Errata

Python Polars: The Definitive Guide

Errata for Python Polars: The Definitive Guide

Submit your own errata for this product.

The errata list is a list of errors and their corrections that were found after the product was released. If the error was corrected in a later version or reprint the date of the correction will be displayed in the column titled "Date Corrected".

The following errata were submitted by our customers and approved as valid errors by the author or editor.

Color key: Serious technical mistake Minor technical mistake Language or formatting error Typo Question Note Update

Version Location Description Submitted By Date submitted Date corrected
Page p.158
l. -2

'optimal' should be 'optional'

Note from the Author or Editor:
Correct, should be 'optional'

HIDEMOTO NAKADA  Aug 23, 2025 
Page p.343
in table 15-4

The description of the `include_keys` parameter seems to be wrong.

The documentation says:
Include the columns used to partition the DataFrame in the output.

Note from the Author or Editor:
This method was updated after the book was published. 3 descriptions need to be updated:

maintain_order
Ensure that the order of the groups is consistent with the input data. This is slower than a default partition by operation.

include_key
Include the columns used to partition the DataFrame in the output.

as_dict
Return a dictionary instead of a list. The dictionary keys are tuples of the distinct group values that identify each group.

HIDEMOTO NAKADA  Aug 23, 2025 
Page p.421
l.8

"This means that in order to match data across two languages,
you first have to deserialize the data from one format,
then serialize it to the format of the other language."

I guess we need to serialize first, and then deserialize it.

Note from the Author or Editor:
Correct, it should be:
"When transferring data between two programming languages, you first serialize the data in the source language into a common format, then deserialize it in the target language to reconstruct the data in memory."

HIDEMOTO NAKADA  Sep 02, 2025 
Page p.421
l. -5

a computer with multiple computation cores
can process the same instruction on multiple data points at the same time.

SIMD instructions do not require multiple cores.
'a computer with SIMD capable processing units' might be better.

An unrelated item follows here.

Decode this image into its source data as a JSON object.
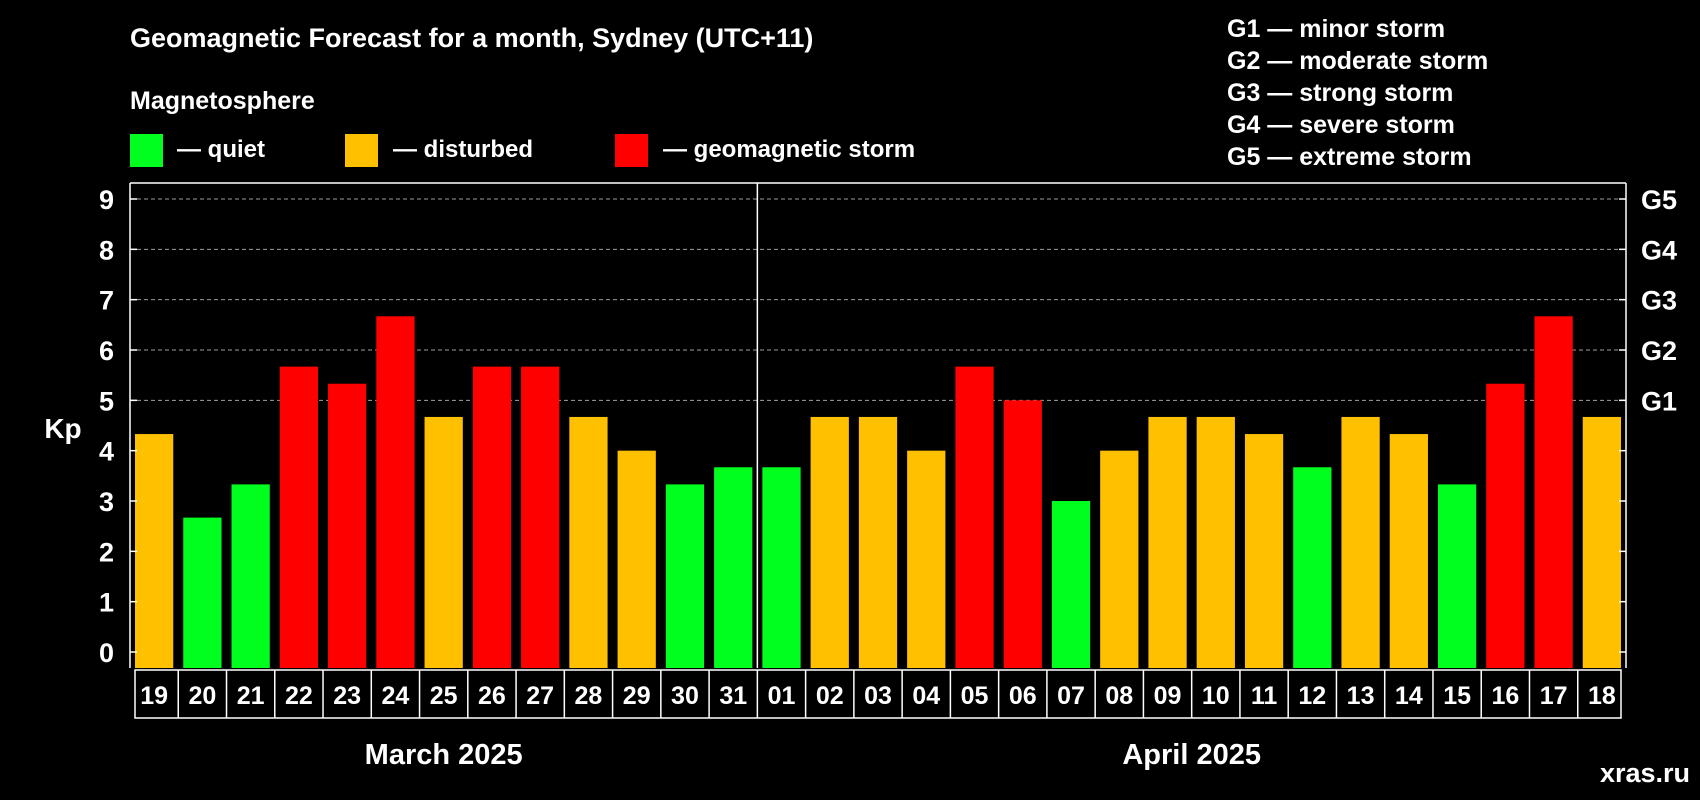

Note from the Author or Editor:
Correct.
Instead of:
"By lining up your data in memory, or vectorizing it, a computer with multiple computation cores can process the same instruction on multiple data points at the same time."
it should be:
"By laying out data contiguously in memory, or vectorizing it, the processor’s SIMD-capable units can apply the same instruction to multiple data points simultaneously, greatly improving performance."

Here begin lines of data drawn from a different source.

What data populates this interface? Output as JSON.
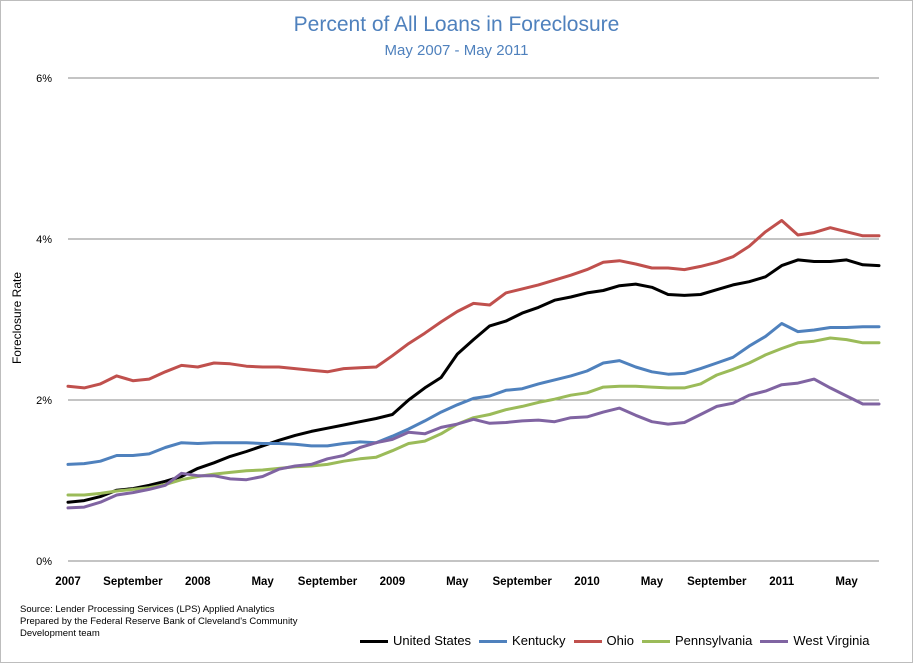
{
  "chart_data": {
    "type": "line",
    "title": "Percent of All Loans in Foreclosure",
    "subtitle": "May 2007 - May 2011",
    "ylabel": "Foreclosure Rate",
    "xlabel": "",
    "ylim": [
      0,
      6
    ],
    "yticks": [
      "0%",
      "2%",
      "4%",
      "6%"
    ],
    "x_tick_labels": [
      "2007",
      "September",
      "2008",
      "May",
      "September",
      "2009",
      "May",
      "September",
      "2010",
      "May",
      "September",
      "2011",
      "May"
    ],
    "x_tick_index": [
      0,
      4,
      8,
      12,
      16,
      20,
      24,
      28,
      32,
      36,
      40,
      44,
      48
    ],
    "grid": "horizontal",
    "legend_position": "bottom",
    "series": [
      {
        "name": "United States",
        "color": "#000000",
        "values": [
          0.73,
          0.75,
          0.8,
          0.88,
          0.9,
          0.94,
          0.99,
          1.05,
          1.15,
          1.22,
          1.3,
          1.36,
          1.43,
          1.5,
          1.56,
          1.61,
          1.65,
          1.69,
          1.73,
          1.77,
          1.82,
          2.0,
          2.15,
          2.28,
          2.57,
          2.75,
          2.92,
          2.98,
          3.08,
          3.15,
          3.24,
          3.28,
          3.33,
          3.36,
          3.42,
          3.44,
          3.4,
          3.31,
          3.3,
          3.31,
          3.37,
          3.43,
          3.47,
          3.53,
          3.67,
          3.74,
          3.72,
          3.72,
          3.74,
          3.68,
          3.67
        ]
      },
      {
        "name": "Kentucky",
        "color": "#4f81bd",
        "values": [
          1.2,
          1.21,
          1.24,
          1.31,
          1.31,
          1.33,
          1.41,
          1.47,
          1.46,
          1.47,
          1.47,
          1.47,
          1.46,
          1.46,
          1.45,
          1.43,
          1.43,
          1.46,
          1.48,
          1.47,
          1.55,
          1.64,
          1.74,
          1.85,
          1.94,
          2.02,
          2.05,
          2.12,
          2.14,
          2.2,
          2.25,
          2.3,
          2.36,
          2.46,
          2.49,
          2.41,
          2.35,
          2.32,
          2.33,
          2.39,
          2.46,
          2.53,
          2.67,
          2.79,
          2.95,
          2.85,
          2.87,
          2.9,
          2.9,
          2.91,
          2.91
        ]
      },
      {
        "name": "Ohio",
        "color": "#c0504d",
        "values": [
          2.17,
          2.15,
          2.2,
          2.3,
          2.24,
          2.26,
          2.35,
          2.43,
          2.41,
          2.46,
          2.45,
          2.42,
          2.41,
          2.41,
          2.39,
          2.37,
          2.35,
          2.39,
          2.4,
          2.41,
          2.55,
          2.7,
          2.83,
          2.97,
          3.1,
          3.2,
          3.18,
          3.33,
          3.38,
          3.43,
          3.49,
          3.55,
          3.62,
          3.71,
          3.73,
          3.69,
          3.64,
          3.64,
          3.62,
          3.66,
          3.71,
          3.78,
          3.91,
          4.09,
          4.23,
          4.05,
          4.08,
          4.14,
          4.09,
          4.04,
          4.04
        ]
      },
      {
        "name": "Pennsylvania",
        "color": "#9bbb59",
        "values": [
          0.82,
          0.82,
          0.84,
          0.87,
          0.89,
          0.91,
          0.95,
          1.01,
          1.05,
          1.08,
          1.1,
          1.12,
          1.13,
          1.15,
          1.17,
          1.18,
          1.2,
          1.24,
          1.27,
          1.29,
          1.37,
          1.46,
          1.49,
          1.58,
          1.7,
          1.78,
          1.82,
          1.88,
          1.92,
          1.97,
          2.01,
          2.06,
          2.09,
          2.16,
          2.17,
          2.17,
          2.16,
          2.15,
          2.15,
          2.2,
          2.31,
          2.38,
          2.46,
          2.56,
          2.64,
          2.71,
          2.73,
          2.77,
          2.75,
          2.71,
          2.71
        ]
      },
      {
        "name": "West Virginia",
        "color": "#8064a2",
        "values": [
          0.66,
          0.67,
          0.73,
          0.82,
          0.85,
          0.89,
          0.94,
          1.09,
          1.06,
          1.06,
          1.02,
          1.01,
          1.05,
          1.14,
          1.18,
          1.2,
          1.27,
          1.31,
          1.41,
          1.47,
          1.51,
          1.6,
          1.58,
          1.66,
          1.7,
          1.76,
          1.71,
          1.72,
          1.74,
          1.75,
          1.73,
          1.78,
          1.79,
          1.85,
          1.9,
          1.81,
          1.73,
          1.7,
          1.72,
          1.82,
          1.92,
          1.96,
          2.06,
          2.11,
          2.19,
          2.21,
          2.26,
          2.15,
          2.05,
          1.95,
          1.95
        ]
      }
    ],
    "source_lines": [
      "Source: Lender Processing Services (LPS) Applied Analytics",
      "Prepared by the Federal Reserve Bank of Cleveland's Community",
      "Development team"
    ]
  }
}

HIDEMOTO NAKADA  Sep 02, 2025 
Page p.11
Part IV

> Chapter 15 shows how to reshape data, through (un)pivoting, stacking, and
extending.

stacking and extending are not explained in chapter 15, but in chapter 14.

Note from the Author or Editor:
"Chapter 14 explains how to combine different DataFrames using joins and concatenations. Chapter 15 shows how to reshape data, through (un)pivoting, stacking, and
extending."

Should be:

"Chapter 14 explains how to combine different DataFrames using joins and concatenations. Chapter 15 shows how to reshape data, through (un)pivoting, transposing, and exploding."

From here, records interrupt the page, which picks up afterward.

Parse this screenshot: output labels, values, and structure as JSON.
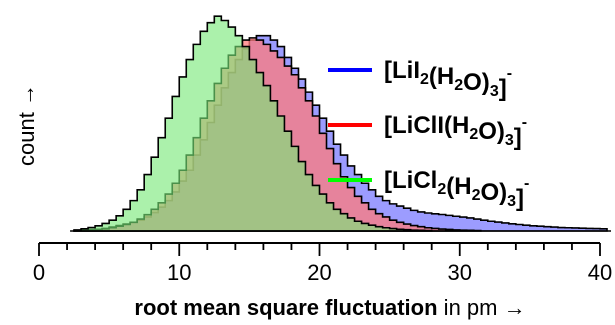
{
  "chart_data": {
    "type": "area",
    "style": "step-histogram",
    "xlabel_bold": "root mean square fluctuation",
    "xlabel_rest": " in pm →",
    "ylabel": "count →",
    "xlim": [
      0,
      40
    ],
    "x_ticks": [
      0,
      10,
      20,
      30,
      40
    ],
    "grid": false,
    "legend_position": "right",
    "bin_start": 2.5,
    "bin_width": 0.5,
    "series": [
      {
        "name": "[LiI2(H2O)3]-",
        "legend_parts": [
          [
            "[LiI",
            ""
          ],
          [
            "2",
            "sub"
          ],
          [
            "(H",
            ""
          ],
          [
            "2",
            "sub"
          ],
          [
            "O)",
            ""
          ],
          [
            "3",
            "sub"
          ],
          [
            "]",
            ""
          ],
          [
            "-",
            "sup"
          ]
        ],
        "color": "#0000ff",
        "fill": "#7b7bff",
        "values": [
          0.002,
          0.004,
          0.006,
          0.008,
          0.012,
          0.018,
          0.025,
          0.032,
          0.04,
          0.05,
          0.065,
          0.085,
          0.11,
          0.14,
          0.18,
          0.23,
          0.28,
          0.35,
          0.42,
          0.5,
          0.58,
          0.66,
          0.73,
          0.79,
          0.84,
          0.88,
          0.9,
          0.9,
          0.88,
          0.85,
          0.8,
          0.75,
          0.7,
          0.64,
          0.58,
          0.52,
          0.46,
          0.4,
          0.35,
          0.3,
          0.26,
          0.22,
          0.19,
          0.16,
          0.14,
          0.125,
          0.115,
          0.105,
          0.095,
          0.088,
          0.083,
          0.079,
          0.076,
          0.072,
          0.068,
          0.064,
          0.06,
          0.055,
          0.05,
          0.045,
          0.041,
          0.037,
          0.033,
          0.03,
          0.027,
          0.024,
          0.022,
          0.02,
          0.018,
          0.016,
          0.015,
          0.014,
          0.013,
          0.012,
          0.011,
          0.01
        ]
      },
      {
        "name": "[LiClI(H2O)3]-",
        "legend_parts": [
          [
            "[LiClI(H",
            ""
          ],
          [
            "2",
            "sub"
          ],
          [
            "O)",
            ""
          ],
          [
            "3",
            "sub"
          ],
          [
            "]",
            ""
          ],
          [
            "-",
            "sup"
          ]
        ],
        "color": "#ff0000",
        "fill": "#ff7b7b",
        "values": [
          0.002,
          0.003,
          0.005,
          0.007,
          0.01,
          0.015,
          0.022,
          0.03,
          0.04,
          0.055,
          0.075,
          0.1,
          0.13,
          0.17,
          0.22,
          0.28,
          0.35,
          0.43,
          0.52,
          0.6,
          0.68,
          0.75,
          0.81,
          0.85,
          0.88,
          0.89,
          0.88,
          0.86,
          0.83,
          0.8,
          0.76,
          0.72,
          0.66,
          0.6,
          0.53,
          0.45,
          0.38,
          0.31,
          0.25,
          0.2,
          0.16,
          0.13,
          0.1,
          0.08,
          0.065,
          0.05,
          0.04,
          0.032,
          0.025,
          0.02,
          0.015,
          0.012,
          0.009,
          0.007,
          0.005,
          0.004,
          0.003,
          0.002
        ]
      },
      {
        "name": "[LiCl2(H2O)3]-",
        "legend_parts": [
          [
            "[LiCl",
            ""
          ],
          [
            "2",
            "sub"
          ],
          [
            "(H",
            ""
          ],
          [
            "2",
            "sub"
          ],
          [
            "O)",
            ""
          ],
          [
            "3",
            "sub"
          ],
          [
            "]",
            ""
          ],
          [
            "-",
            "sup"
          ]
        ],
        "color": "#00ff00",
        "fill": "#77e877",
        "values": [
          0.005,
          0.01,
          0.016,
          0.024,
          0.035,
          0.05,
          0.07,
          0.1,
          0.14,
          0.19,
          0.26,
          0.34,
          0.43,
          0.52,
          0.62,
          0.71,
          0.79,
          0.86,
          0.92,
          0.96,
          0.99,
          0.97,
          0.94,
          0.9,
          0.85,
          0.79,
          0.73,
          0.67,
          0.6,
          0.53,
          0.46,
          0.39,
          0.32,
          0.26,
          0.21,
          0.17,
          0.13,
          0.1,
          0.08,
          0.06,
          0.045,
          0.035,
          0.027,
          0.02,
          0.015,
          0.011,
          0.008,
          0.006,
          0.004,
          0.003,
          0.002
        ]
      }
    ]
  }
}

HIDEMOTO NAKADA  Sep 09, 2025 
Page p.325
Takeaways, first item.

> Combine DataFrames with exact matches in their join columns using df.join().
You can fine-tune the join with the tolerance and by arguments and by selecting
the appropriate strategy.

The second sentence is explaining join_asof, not join.

Note from the Author or Editor:
"Combine DataFrames with exact matches in their join columns using df.join(). You can fine-tune the join with the tolerance and by arguments and by selecting the appropriate strategy.
• Combine numerical or temporal columns in DataFrames on their nearest values using df.join_asof()."
Should be:
"Combine DataFrames with exact matches in their join columns using df.join().
• Combine numerical or temporal columns in DataFrames on their nearest values using df.join_asof(). You can fine-tune the join with the `tolerance` and `by` arguments and by selecting the appropriate strategy."

HIDEMOTO NAKADA  Sep 09, 2025 
Page p.448
Table A-1

The table includes Dask, DuckDB, and PySpark, while they are not mentioned in this chapter. I think it would be better to remove them from the table.

Note from the Author or Editor:
Agreed. While they were relevant for the general benchmarking we did, we only compare GPU packages in the appendix.
The table should only feature:
- cuDF
- pandas
- Polars
- Polars on GPU

HIDEMOTO NAKADA  Sep 09, 2025 
Page Chapter 11, p240: Slicing
second bullet point

The example implies regular python convention of `df.slice(start, stop)`, but the second argument is actually the length of the slice. This is particularly important to remember when using `pl.col().list.slice()` as the error can easily go unnoticed.

Note from the Author or Editor:
Correct.
Should be:
"For example, keep from the third to the seventh row with df.slice(2, 4). Here the first argument is the starting index, and the second argument is the length of the slice."

Ben Hardcastle  Sep 09, 2025 
Page p.76
table 4-1

> Int8 8-bit signed Integer type. -128 to 128

the range should be -128 to 127.

Note from the Author or Editor:
Correct, the range is indeed -128 to 127 (inclusive)

HIDEMOTO NAKADA  Sep 14, 2025 
Page p. 335
Table 15-2

Arguments `id_vars` and `value_vars` should be `index` and `on` respectively.

I think the code outside the table is correct. I guess these were changes in the API when writing the book.

I think the Lazy Pivot box on p. 334 is out of date.

Note from the Author or Editor:
The API has indeed changed since the book was published.

Ian Gow  Mar 13, 2026 
Page 13
First code block, below second paragraph

The end of the URL for the citibike data on S3 should read:

202403-citibike-tripdata.zip

The print and notebook versions contain a .csv suffix:

202403-citibike-tripdata.csv.zip

Note from the Author or Editor:
Good find! This has been fixed in the repo that comes with the book, and we'll fix the print in the next edition

Andrew Campbell  Jul 06, 2025 
Page 134
2nd key note

The 2nd note states " method is one the many" but should state "method is one of the many"

Note from the Author or Editor:
Good find, it should be "The `Expr.str.ends_with()` method is one of the many String methods..."

Thomas Hefferman  Aug 18, 2025 
Page 330
Table 15-1

Argument `columns` should be `on`.

Note from the Author or Editor:
API has changed since the book was published.

Ian Gow  Mar 13, 2026